We are made in God's image and our task is to grow into God's likeness. We do this by feeling the connections and responding in love, color by color, sound by sound, voice by voice.
Legends of Salvation
Legend has it that, at various times in human history, the Lord has sent saviors to help us feel the connections and live truthfully. To live them truthfully is to share in the rhapsodies of life, whatever their colors. The truth of this way is an adverb. It is not simply what we do but how we do what we do. It is a way that excludes no ways, a space that includes all spaces.
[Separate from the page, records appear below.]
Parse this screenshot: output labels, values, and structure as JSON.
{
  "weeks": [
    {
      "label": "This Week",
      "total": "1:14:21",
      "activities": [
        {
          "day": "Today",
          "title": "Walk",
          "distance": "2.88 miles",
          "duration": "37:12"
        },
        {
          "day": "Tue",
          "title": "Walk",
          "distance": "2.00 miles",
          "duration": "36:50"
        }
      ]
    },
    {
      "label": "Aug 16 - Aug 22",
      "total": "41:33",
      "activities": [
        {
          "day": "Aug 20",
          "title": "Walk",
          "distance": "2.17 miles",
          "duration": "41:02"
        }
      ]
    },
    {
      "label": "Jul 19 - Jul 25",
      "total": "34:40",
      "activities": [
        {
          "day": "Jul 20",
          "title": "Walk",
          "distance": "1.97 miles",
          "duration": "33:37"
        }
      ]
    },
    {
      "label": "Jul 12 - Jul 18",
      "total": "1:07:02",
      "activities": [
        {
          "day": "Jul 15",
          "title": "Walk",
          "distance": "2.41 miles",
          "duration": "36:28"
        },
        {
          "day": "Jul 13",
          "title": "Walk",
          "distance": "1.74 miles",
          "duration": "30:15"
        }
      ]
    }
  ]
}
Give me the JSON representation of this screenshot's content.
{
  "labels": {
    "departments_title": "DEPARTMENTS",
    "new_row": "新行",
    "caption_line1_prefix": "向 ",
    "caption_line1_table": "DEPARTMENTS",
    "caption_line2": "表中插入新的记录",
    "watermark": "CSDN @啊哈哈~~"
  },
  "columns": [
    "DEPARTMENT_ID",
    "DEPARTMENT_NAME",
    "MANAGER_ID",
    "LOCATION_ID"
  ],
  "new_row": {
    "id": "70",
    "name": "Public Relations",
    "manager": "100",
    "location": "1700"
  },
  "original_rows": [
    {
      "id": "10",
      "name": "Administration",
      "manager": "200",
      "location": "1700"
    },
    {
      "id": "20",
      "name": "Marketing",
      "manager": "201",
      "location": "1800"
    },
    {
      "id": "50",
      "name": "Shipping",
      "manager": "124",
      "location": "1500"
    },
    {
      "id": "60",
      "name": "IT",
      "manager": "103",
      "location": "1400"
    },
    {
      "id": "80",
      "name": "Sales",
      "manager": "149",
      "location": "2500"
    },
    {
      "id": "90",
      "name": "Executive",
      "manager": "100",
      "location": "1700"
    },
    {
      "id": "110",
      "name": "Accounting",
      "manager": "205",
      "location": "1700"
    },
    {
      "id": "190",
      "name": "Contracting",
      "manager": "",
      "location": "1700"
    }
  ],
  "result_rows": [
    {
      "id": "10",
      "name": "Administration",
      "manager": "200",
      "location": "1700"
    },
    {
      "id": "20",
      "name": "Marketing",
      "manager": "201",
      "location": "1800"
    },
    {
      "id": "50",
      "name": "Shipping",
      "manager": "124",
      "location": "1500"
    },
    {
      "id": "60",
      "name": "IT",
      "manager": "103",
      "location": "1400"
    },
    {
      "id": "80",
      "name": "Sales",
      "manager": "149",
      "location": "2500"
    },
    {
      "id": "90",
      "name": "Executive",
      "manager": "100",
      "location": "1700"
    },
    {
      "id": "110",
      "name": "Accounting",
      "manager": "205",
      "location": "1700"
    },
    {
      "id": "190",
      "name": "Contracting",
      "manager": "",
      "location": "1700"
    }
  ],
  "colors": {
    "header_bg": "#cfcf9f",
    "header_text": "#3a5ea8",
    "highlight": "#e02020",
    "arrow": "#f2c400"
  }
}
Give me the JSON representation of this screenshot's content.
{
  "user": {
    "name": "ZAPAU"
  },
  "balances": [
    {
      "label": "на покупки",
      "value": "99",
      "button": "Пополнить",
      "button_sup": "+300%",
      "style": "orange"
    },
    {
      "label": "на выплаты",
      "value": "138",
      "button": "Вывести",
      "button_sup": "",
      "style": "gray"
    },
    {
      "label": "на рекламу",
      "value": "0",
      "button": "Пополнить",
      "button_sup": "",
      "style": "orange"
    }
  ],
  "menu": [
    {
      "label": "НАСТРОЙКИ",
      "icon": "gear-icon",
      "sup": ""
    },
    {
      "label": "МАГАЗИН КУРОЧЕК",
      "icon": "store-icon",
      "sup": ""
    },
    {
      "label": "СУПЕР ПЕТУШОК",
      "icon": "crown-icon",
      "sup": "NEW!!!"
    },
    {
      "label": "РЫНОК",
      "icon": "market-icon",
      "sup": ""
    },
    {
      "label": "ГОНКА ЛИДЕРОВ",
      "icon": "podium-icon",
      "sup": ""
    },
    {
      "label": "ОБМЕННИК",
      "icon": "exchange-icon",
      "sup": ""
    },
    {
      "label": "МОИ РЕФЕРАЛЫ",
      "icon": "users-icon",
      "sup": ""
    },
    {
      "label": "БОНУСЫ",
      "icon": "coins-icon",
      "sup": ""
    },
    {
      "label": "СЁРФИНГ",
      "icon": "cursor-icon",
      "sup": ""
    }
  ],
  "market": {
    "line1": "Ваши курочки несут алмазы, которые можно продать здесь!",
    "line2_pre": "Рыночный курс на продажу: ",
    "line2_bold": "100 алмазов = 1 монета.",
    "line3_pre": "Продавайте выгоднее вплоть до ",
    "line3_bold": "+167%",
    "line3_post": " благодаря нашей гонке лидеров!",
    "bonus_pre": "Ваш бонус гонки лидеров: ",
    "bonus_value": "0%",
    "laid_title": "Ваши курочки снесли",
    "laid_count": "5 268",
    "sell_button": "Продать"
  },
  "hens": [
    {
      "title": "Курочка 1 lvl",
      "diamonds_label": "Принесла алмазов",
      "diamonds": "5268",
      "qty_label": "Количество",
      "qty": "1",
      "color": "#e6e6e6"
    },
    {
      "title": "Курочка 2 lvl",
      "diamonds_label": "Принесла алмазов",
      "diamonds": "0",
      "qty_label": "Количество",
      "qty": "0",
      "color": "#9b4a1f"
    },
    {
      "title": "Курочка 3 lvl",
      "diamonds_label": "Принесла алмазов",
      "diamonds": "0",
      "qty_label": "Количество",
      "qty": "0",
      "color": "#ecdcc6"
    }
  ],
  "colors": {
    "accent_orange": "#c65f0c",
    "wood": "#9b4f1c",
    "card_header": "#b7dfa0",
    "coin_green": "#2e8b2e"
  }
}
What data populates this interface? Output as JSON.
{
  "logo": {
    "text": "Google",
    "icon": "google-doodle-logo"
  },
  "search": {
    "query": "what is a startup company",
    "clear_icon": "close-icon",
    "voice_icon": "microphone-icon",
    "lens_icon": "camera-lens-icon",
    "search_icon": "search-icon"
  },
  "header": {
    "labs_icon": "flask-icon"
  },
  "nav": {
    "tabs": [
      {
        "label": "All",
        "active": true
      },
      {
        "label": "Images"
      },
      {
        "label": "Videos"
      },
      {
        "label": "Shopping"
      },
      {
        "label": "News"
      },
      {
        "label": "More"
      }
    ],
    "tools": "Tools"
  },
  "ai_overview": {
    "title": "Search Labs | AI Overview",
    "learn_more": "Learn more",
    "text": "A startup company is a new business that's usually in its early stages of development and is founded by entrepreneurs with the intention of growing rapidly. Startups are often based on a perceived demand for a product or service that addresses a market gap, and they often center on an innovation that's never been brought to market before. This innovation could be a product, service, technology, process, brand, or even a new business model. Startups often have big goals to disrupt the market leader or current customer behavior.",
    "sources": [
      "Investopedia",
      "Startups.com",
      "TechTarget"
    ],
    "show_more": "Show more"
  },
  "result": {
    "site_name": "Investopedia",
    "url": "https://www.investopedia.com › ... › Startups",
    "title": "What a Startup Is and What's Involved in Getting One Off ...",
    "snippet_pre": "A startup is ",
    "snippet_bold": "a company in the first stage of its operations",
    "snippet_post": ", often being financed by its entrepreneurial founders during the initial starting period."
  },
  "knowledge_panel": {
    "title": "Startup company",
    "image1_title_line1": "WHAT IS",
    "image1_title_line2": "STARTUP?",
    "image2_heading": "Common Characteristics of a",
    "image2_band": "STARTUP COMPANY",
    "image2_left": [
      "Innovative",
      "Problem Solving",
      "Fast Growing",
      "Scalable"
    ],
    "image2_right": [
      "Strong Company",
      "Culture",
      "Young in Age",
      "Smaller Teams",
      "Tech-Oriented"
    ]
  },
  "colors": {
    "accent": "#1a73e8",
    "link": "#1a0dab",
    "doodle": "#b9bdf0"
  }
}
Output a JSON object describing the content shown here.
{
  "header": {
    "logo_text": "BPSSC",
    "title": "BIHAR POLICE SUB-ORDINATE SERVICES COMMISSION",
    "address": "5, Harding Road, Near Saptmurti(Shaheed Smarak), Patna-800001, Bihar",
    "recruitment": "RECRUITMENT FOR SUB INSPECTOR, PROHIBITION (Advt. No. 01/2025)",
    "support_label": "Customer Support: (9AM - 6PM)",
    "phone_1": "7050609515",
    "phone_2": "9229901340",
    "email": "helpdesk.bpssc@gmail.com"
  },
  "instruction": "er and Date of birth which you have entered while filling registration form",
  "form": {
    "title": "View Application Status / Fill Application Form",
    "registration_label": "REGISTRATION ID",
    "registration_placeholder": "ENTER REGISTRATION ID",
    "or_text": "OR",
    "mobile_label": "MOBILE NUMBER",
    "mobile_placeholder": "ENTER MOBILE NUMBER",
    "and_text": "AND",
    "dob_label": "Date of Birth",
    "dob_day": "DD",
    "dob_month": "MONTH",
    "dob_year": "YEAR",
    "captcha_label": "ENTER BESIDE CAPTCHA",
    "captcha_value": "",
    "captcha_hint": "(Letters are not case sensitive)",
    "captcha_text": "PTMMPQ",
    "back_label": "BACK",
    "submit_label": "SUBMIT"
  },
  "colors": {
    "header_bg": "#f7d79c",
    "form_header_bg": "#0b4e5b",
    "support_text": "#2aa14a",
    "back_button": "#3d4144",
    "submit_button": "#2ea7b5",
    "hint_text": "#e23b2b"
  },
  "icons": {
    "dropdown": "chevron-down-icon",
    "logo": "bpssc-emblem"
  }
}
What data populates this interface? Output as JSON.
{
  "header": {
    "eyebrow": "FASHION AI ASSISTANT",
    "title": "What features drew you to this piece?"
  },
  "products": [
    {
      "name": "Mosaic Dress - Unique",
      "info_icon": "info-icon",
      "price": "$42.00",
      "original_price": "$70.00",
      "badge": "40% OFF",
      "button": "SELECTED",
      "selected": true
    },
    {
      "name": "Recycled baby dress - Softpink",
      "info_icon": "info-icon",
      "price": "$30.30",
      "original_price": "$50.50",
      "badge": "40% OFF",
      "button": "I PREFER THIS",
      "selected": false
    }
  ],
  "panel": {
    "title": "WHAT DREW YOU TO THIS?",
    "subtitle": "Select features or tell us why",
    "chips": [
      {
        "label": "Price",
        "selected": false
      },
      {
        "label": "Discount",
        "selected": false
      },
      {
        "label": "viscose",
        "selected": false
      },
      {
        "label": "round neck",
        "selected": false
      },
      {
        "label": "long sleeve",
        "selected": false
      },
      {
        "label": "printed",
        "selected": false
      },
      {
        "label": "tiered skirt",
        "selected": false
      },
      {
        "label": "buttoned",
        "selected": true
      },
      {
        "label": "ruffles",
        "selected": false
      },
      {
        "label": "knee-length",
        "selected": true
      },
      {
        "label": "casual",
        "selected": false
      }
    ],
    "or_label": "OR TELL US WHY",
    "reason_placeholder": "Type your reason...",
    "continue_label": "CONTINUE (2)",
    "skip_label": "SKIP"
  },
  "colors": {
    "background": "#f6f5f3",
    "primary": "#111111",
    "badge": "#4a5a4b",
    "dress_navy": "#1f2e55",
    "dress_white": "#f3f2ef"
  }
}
All our lives we struggle to find this way. We confront evil and pretend that we can isolate it from our own hearts; we discover goodness and pretend that it is only in us but not in others. And yet always we are invited to welcome the colors, the sounds, the voices in a spirit of love.
This invitation is not simply imposed upon us from afar. It wells up within us as our own dream for life's fulness. Jews speak of it as the dream of Shalom.
Isn't it rich? Isn't it queer? It is almost as if She has made a covenant with us. It is almost as if she appears to us, revealing herself again and again, in the tears and laughter of ordinary experience, both broken and healed.
They say that the Soul of the universe is a dream weaver, too. They say that she harbors within her own primordial heart a hope that our dreams may join hers in splendor, that our lives and hers may be synesthetically complete. They say that She never gives up on us. She's always dreaming. Always weaving. Some of it conscious and some of it unconscious.
All ways and always.
Is it indeed in her image that we are made?
Is it her song that we, too, are singing?